‘“False compassion or pity is the last string the Devil holds you by.” Remember when I spoke to you those words as a child?’ Lucifer interrupted my stream of thought, without any warning, coming like an uninvited guest. He speaks to me when he wants when he deems it necessary. Not necessarily when I expect, or even want to hear it. I am thrown back to a childhood memory, one of a particularly incendiary and ominous sort.
I remember when those words were spoken. It was one of my father’s odd one-liners that came out of nowhere. I was sitting next to him in a car, barely old enough to be allowed to sit in the passenger’s seat. We were on our way back home from the school council’s child abuse hearing, where I was called as a witness. The abuse was heinous, my classmates were probably filmed for underground SM pornography. I am eleven years old. Too young to be facing things like this, yet strangely accustomed to things that I shouldn’t be, and my connection to Lucifer is a part of that. He would speak to me in a disembodied voice, and sometimes, through my own father.
‘False compassion is the last string of the Devil.’ He said that, and nothing else. I sat there in silence, too shocked to speak. I was aghast. I don’t remember if I pretended interest in his odd philosophy, and asked him to elaborate, or maybe figured that he wouldn’t, that this was one of his games, to teach me something, like a zen koan, his one-liners were not meant to be disputed, or even understood properly. They were used to shock my mind out of habit.
What I clearly remember is that I thought that he was a psychopath for saying that. Surely we, as Christians, were to pity the poor and the innocent?
‘There are no innocents in my country.’
Lucifer speaks with disinterest and dramatic passion at the same time.
I am twenty years older now. Living in the Land of the Free, Home of the Brave. It’s fucking Wild West. ‘No country for old men?’ I reply, facetiously, with a movie name.
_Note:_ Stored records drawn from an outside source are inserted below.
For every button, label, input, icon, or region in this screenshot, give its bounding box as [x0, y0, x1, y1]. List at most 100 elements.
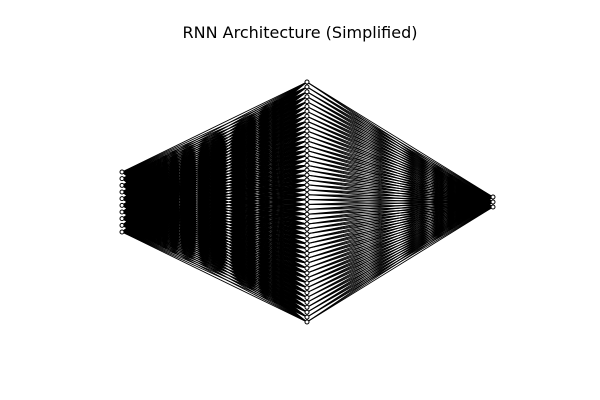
edge-input-7-hidden-4 — [121, 101, 308, 220]
edge-input-9-hidden-37 — [121, 231, 308, 264]
hidden-neuron-17 — [304, 162, 310, 168]
edge-input-9-hidden-44 — [121, 231, 308, 298]
edge-hidden-13-output-0 — [306, 145, 494, 198]
edge-input-6-hidden-1 — [121, 86, 308, 213]
input-neuron-5 — [119, 202, 125, 208]
hidden-neuron-26 — [304, 206, 310, 212]
hidden-neuron-33 — [304, 241, 310, 247]
hidden-neuron-30 — [304, 226, 310, 232]
edge-hidden-0-output-0 — [306, 81, 494, 198]
hidden-neuron-31 — [304, 231, 310, 237]
output-neuron-1 — [490, 199, 496, 205]
hidden-neuron-23 — [304, 192, 310, 198]
edge-input-7-hidden-5 — [121, 106, 308, 220]
hidden-neuron-24 — [304, 197, 310, 203]
edge-input-9-hidden-12 — [121, 140, 308, 233]
hidden-neuron-10 — [304, 128, 310, 134]
edge-hidden-15-output-0 — [306, 155, 494, 198]
input-neuron-1 — [119, 176, 125, 182]
output-neuron-2 — [490, 204, 496, 210]
edge-hidden-3-output-0 — [306, 96, 494, 198]
edge-input-9-hidden-21 — [121, 184, 308, 233]
hidden-neuron-39 — [304, 270, 310, 276]
hidden-neuron-49 — [304, 319, 310, 325]
edge-hidden-32-output-0 — [306, 196, 494, 240]
edge-input-9-hidden-24 — [121, 199, 308, 233]
edge-hidden-45-output-0 — [306, 196, 494, 303]
edge-hidden-18-output-0 — [306, 169, 494, 198]
edge-input-9-hidden-7 — [121, 115, 308, 233]
hidden-neuron-25 — [304, 201, 310, 207]
edge-hidden-33-output-0 — [306, 196, 494, 245]
edge-hidden-14-output-0 — [306, 150, 494, 198]
edge-input-9-hidden-36 — [121, 231, 308, 259]
edge-input-9-hidden-27 — [121, 213, 308, 233]
edge-input-9-hidden-31 — [121, 231, 308, 235]
edge-input-9-hidden-5 — [121, 106, 308, 233]
edge-hidden-46-output-0 — [306, 196, 494, 308]
input-neuron-8 — [119, 222, 125, 228]
edge-input-9-hidden-46 — [121, 231, 308, 308]
edge-hidden-30-output-0 — [306, 196, 494, 230]
hidden-neuron-4 — [304, 99, 310, 105]
hidden-neuron-42 — [304, 285, 310, 291]
edge-hidden-31-output-0 — [306, 196, 494, 235]
hidden-neuron-27 — [304, 211, 310, 217]
edge-hidden-29-output-0 — [306, 196, 494, 225]
edge-input-8-hidden-3 — [121, 96, 308, 226]
edge-hidden-1-output-0 — [306, 86, 494, 198]
hidden-neuron-21 — [304, 182, 310, 188]
edge-input-8-hidden-1 — [121, 86, 308, 226]
edge-hidden-26-output-0 — [306, 196, 494, 210]
edge-input-9-hidden-47 — [121, 231, 308, 313]
edge-input-9-hidden-25 — [121, 204, 308, 233]
edge-input-8-hidden-4 — [121, 101, 308, 226]
input-neuron-7 — [119, 216, 125, 222]
edge-input-9-hidden-26 — [121, 208, 308, 233]
edge-input-7-hidden-0 — [121, 81, 308, 220]
edge-input-9-hidden-29 — [121, 223, 308, 233]
edge-input-8-hidden-6 — [121, 111, 308, 226]
hidden-neuron-40 — [304, 275, 310, 281]
edge-input-7-hidden-3 — [121, 96, 308, 220]
hidden-neuron-47 — [304, 309, 310, 315]
edge-input-9-hidden-8 — [121, 120, 308, 233]
hidden-neuron-34 — [304, 246, 310, 252]
hidden-neuron-28 — [304, 216, 310, 222]
edge-hidden-48-output-0 — [306, 196, 494, 318]
edge-hidden-21-output-0 — [306, 184, 494, 198]
hidden-neuron-37 — [304, 260, 310, 266]
edge-hidden-38-output-0 — [306, 196, 494, 269]
hidden-neuron-19 — [304, 172, 310, 178]
edge-input-9-hidden-20 — [121, 179, 308, 233]
edge-hidden-39-output-0 — [306, 196, 494, 274]
edge-hidden-40-output-0 — [306, 196, 494, 279]
edge-input-7-hidden-6 — [121, 110, 308, 220]
edge-input-6-hidden-0 — [121, 81, 308, 213]
hidden-neuron-41 — [304, 280, 310, 286]
edge-hidden-24-output-0 — [306, 196, 494, 201]
hidden-neuron-48 — [304, 314, 310, 320]
edges-layer — [121, 81, 494, 323]
edge-input-9-hidden-32 — [121, 231, 308, 240]
edge-input-6-hidden-2 — [121, 91, 308, 213]
edge-hidden-43-output-0 — [306, 196, 494, 294]
edge-input-9-hidden-49 — [121, 231, 308, 323]
edge-input-9-hidden-43 — [121, 231, 308, 294]
edge-hidden-42-output-0 — [306, 196, 494, 289]
edge-input-9-hidden-40 — [121, 231, 308, 279]
hidden-neuron-20 — [304, 177, 310, 183]
edge-hidden-36-output-0 — [306, 196, 494, 259]
edge-input-9-hidden-23 — [121, 194, 308, 233]
hidden-neuron-38 — [304, 265, 310, 271]
hidden-neuron-6 — [304, 108, 310, 114]
hidden-neuron-36 — [304, 255, 310, 261]
edge-hidden-12-output-0 — [306, 140, 494, 198]
hidden-neuron-13 — [304, 143, 310, 149]
edge-hidden-37-output-0 — [306, 196, 494, 264]
hidden-neuron-15 — [304, 152, 310, 158]
edge-hidden-10-output-0 — [306, 130, 494, 198]
edge-hidden-49-output-0 — [306, 196, 494, 323]
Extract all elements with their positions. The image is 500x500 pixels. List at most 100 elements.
The Dark Prince catches my drift. ‘He is like the bubonic plague.’ A reference to said movie, No Country for Old Men. A line that references a contract killer, one of the lead characters. This vocation, it fits almost every man of my past. Past, present, perhaps, a vocation of my own. Lucifer himself is a killer, and he doesn’t mince words today. ‘People have to leave your life. Execute them, one by one. Do it in the correct order.’
‘Is this mercy?’ I ask, knowing the answer already.
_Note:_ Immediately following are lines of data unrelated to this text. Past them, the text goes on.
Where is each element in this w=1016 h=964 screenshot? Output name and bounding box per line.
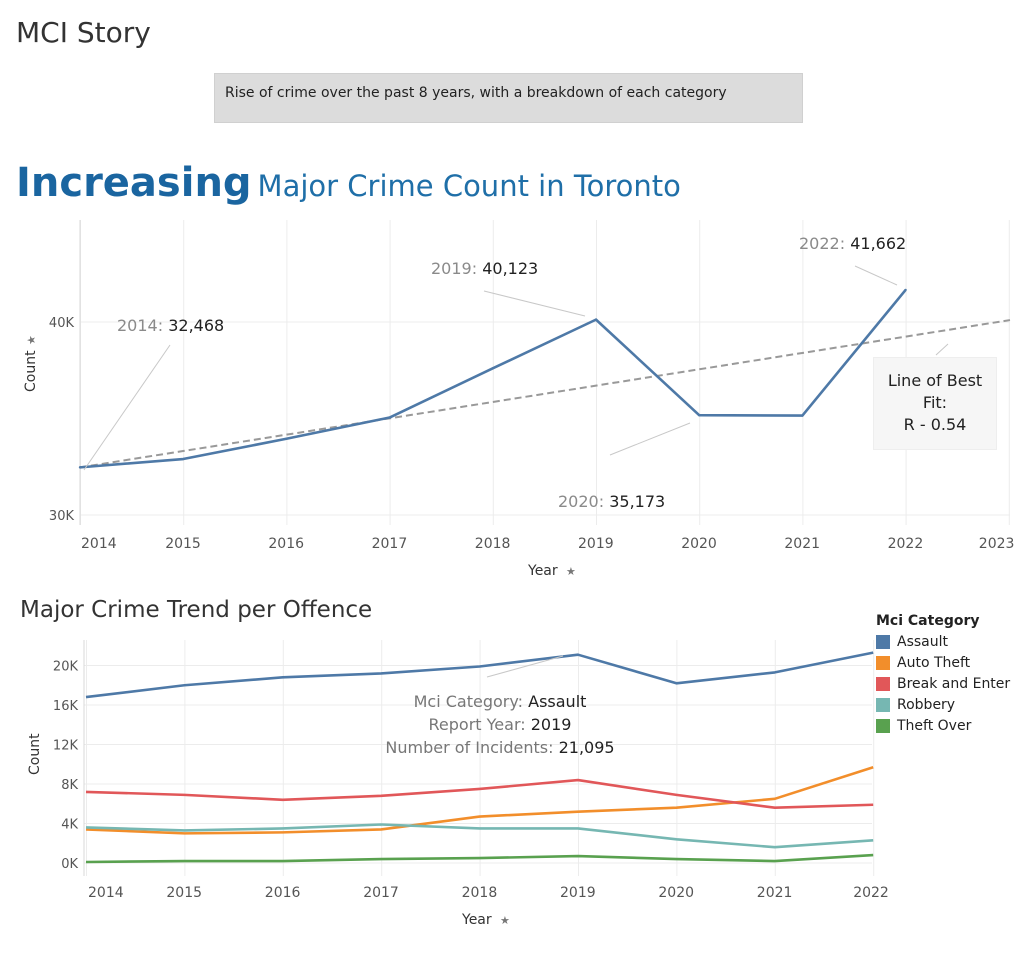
- data-point: [801, 414, 804, 417]
- headline: Increasing Major Crime Count in Toronto: [16, 160, 681, 206]
- legend-item[interactable]: Assault: [876, 631, 1010, 652]
- legend-swatch: [876, 697, 890, 712]
- legend-swatch: [876, 718, 890, 733]
- x-tick-label: 2021: [757, 885, 793, 901]
- legend-swatch: [876, 676, 890, 691]
- legend-swatch: [876, 655, 890, 670]
- annotation-leader: [483, 290, 586, 317]
- y-tick-label: 16K: [53, 699, 79, 714]
- tooltip-row-year: Report Year: 2019: [428, 715, 572, 734]
- headline-rest: Major Crime Count in Toronto: [257, 169, 681, 203]
- series-line-assault: [85, 651, 874, 699]
- x-tick-label: 2021: [784, 536, 820, 552]
- annotation-leader: [609, 422, 691, 456]
- x-tick-label: 2020: [681, 536, 717, 552]
- best-fit-line3: R - 0.54: [903, 415, 967, 434]
- trend-line: [79, 319, 1011, 469]
- best-fit-line1: Line of Best: [887, 371, 983, 390]
- x-axis-title: Year: [461, 912, 492, 928]
- annotation-label: 2022: 41,662: [799, 234, 906, 253]
- legend-label: Theft Over: [897, 717, 972, 734]
- chart-tooltip: Mci Category: Assault Report Year: 2019 …: [344, 690, 656, 759]
- tooltip-row-category: Mci Category: Assault: [413, 692, 587, 711]
- x-tick-label: 2019: [560, 885, 596, 901]
- x-tick-label: 2022: [853, 885, 889, 901]
- caption-box: Rise of crime over the past 8 years, wit…: [214, 73, 803, 123]
- annotation-leader: [83, 344, 171, 471]
- x-tick-label: 2022: [888, 536, 924, 552]
- legend-item[interactable]: Robbery: [876, 694, 1010, 715]
- x-tick-label: 2016: [268, 536, 304, 552]
- legend-item[interactable]: Auto Theft: [876, 652, 1010, 673]
- annotation-leader: [854, 265, 898, 286]
- data-point: [388, 416, 391, 419]
- data-point: [285, 437, 288, 440]
- y-tick-label: 4K: [61, 818, 78, 833]
- headline-emphasis: Increasing: [16, 160, 252, 206]
- y-tick-label: 30K: [49, 509, 75, 524]
- offence-chart-title: Major Crime Trend per Offence: [20, 597, 373, 623]
- x-tick-label: 2018: [462, 885, 498, 901]
- legend-label: Auto Theft: [897, 654, 971, 671]
- x-tick-label: 2019: [578, 536, 614, 552]
- series-line-robbery: [85, 823, 874, 849]
- tooltip-row-incidents: Number of Incidents: 21,095: [385, 738, 615, 757]
- annotation-label: 2019: 40,123: [431, 259, 538, 278]
- y-axis-title: Count: [27, 733, 43, 775]
- data-point: [491, 367, 494, 370]
- y-tick-label: 20K: [53, 660, 79, 675]
- best-fit-leader: [935, 343, 949, 356]
- best-fit-box: Line of Best Fit: R - 0.54: [873, 357, 997, 450]
- x-tick-label: 2014: [81, 536, 117, 552]
- pin-icon: ★: [500, 914, 510, 927]
- annotation-label: 2020: 35,173: [558, 492, 665, 511]
- y-axis-title: Count: [23, 350, 39, 392]
- x-tick-label: 2015: [165, 536, 201, 552]
- pin-icon: ★: [566, 565, 576, 578]
- x-tick-label: 2023: [979, 536, 1015, 552]
- data-point: [698, 413, 701, 417]
- series-line-break-and-enter: [85, 778, 874, 810]
- legend: Mci Category Assault Auto Theft Break and …: [876, 613, 1010, 736]
- legend-label: Assault: [897, 633, 948, 650]
- series-line-theft-over: [85, 853, 874, 864]
- caption-text: Rise of crime over the past 8 years, wit…: [225, 85, 727, 101]
- data-point: [594, 318, 598, 321]
- y-tick-label: 12K: [53, 739, 79, 754]
- x-tick-label: 2018: [475, 536, 511, 552]
- x-tick-label: 2016: [265, 885, 301, 901]
- pin-icon: ★: [25, 335, 38, 345]
- data-point: [182, 457, 185, 461]
- tooltip-leader: [486, 655, 564, 678]
- x-tick-label: 2014: [88, 885, 124, 901]
- x-axis-title: Year: [527, 563, 558, 579]
- data-point: [904, 288, 907, 292]
- x-tick-label: 2017: [372, 536, 408, 552]
- data-point: [78, 466, 82, 469]
- best-fit-line2: Fit:: [922, 393, 948, 412]
- annotation-label: 2014: 32,468: [117, 316, 224, 335]
- x-tick-label: 2015: [166, 885, 202, 901]
- legend-label: Robbery: [897, 696, 956, 713]
- story-title: MCI Story: [16, 16, 151, 49]
- y-tick-label: 0K: [61, 857, 78, 872]
- y-tick-label: 8K: [61, 778, 78, 793]
- legend-item[interactable]: Break and Enter: [876, 673, 1010, 694]
- legend-title: Mci Category: [876, 613, 980, 629]
- legend-item[interactable]: Theft Over: [876, 715, 1010, 736]
- x-tick-label: 2020: [658, 885, 694, 901]
- legend-swatch: [876, 634, 890, 649]
- series-line-auto-theft: [85, 765, 874, 835]
- legend-label: Break and Enter: [897, 675, 1011, 692]
- x-tick-label: 2017: [363, 885, 399, 901]
- y-tick-label: 40K: [49, 316, 75, 331]
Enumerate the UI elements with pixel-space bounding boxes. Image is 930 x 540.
‘It is mercy. There is places a man needs to go all by himself and you are preventing that, with your magic. So, stop trying to save all these Black Magicians. It is very unsatanic for a Black Magicians to either feel or elicit pity amongst themselves. They know what they had signed up for. Just like yours, their prices were stated. Show your comrades dignity by allowing them to go out and go down on their own terms. Stop getting in the way of my Dark Plan.’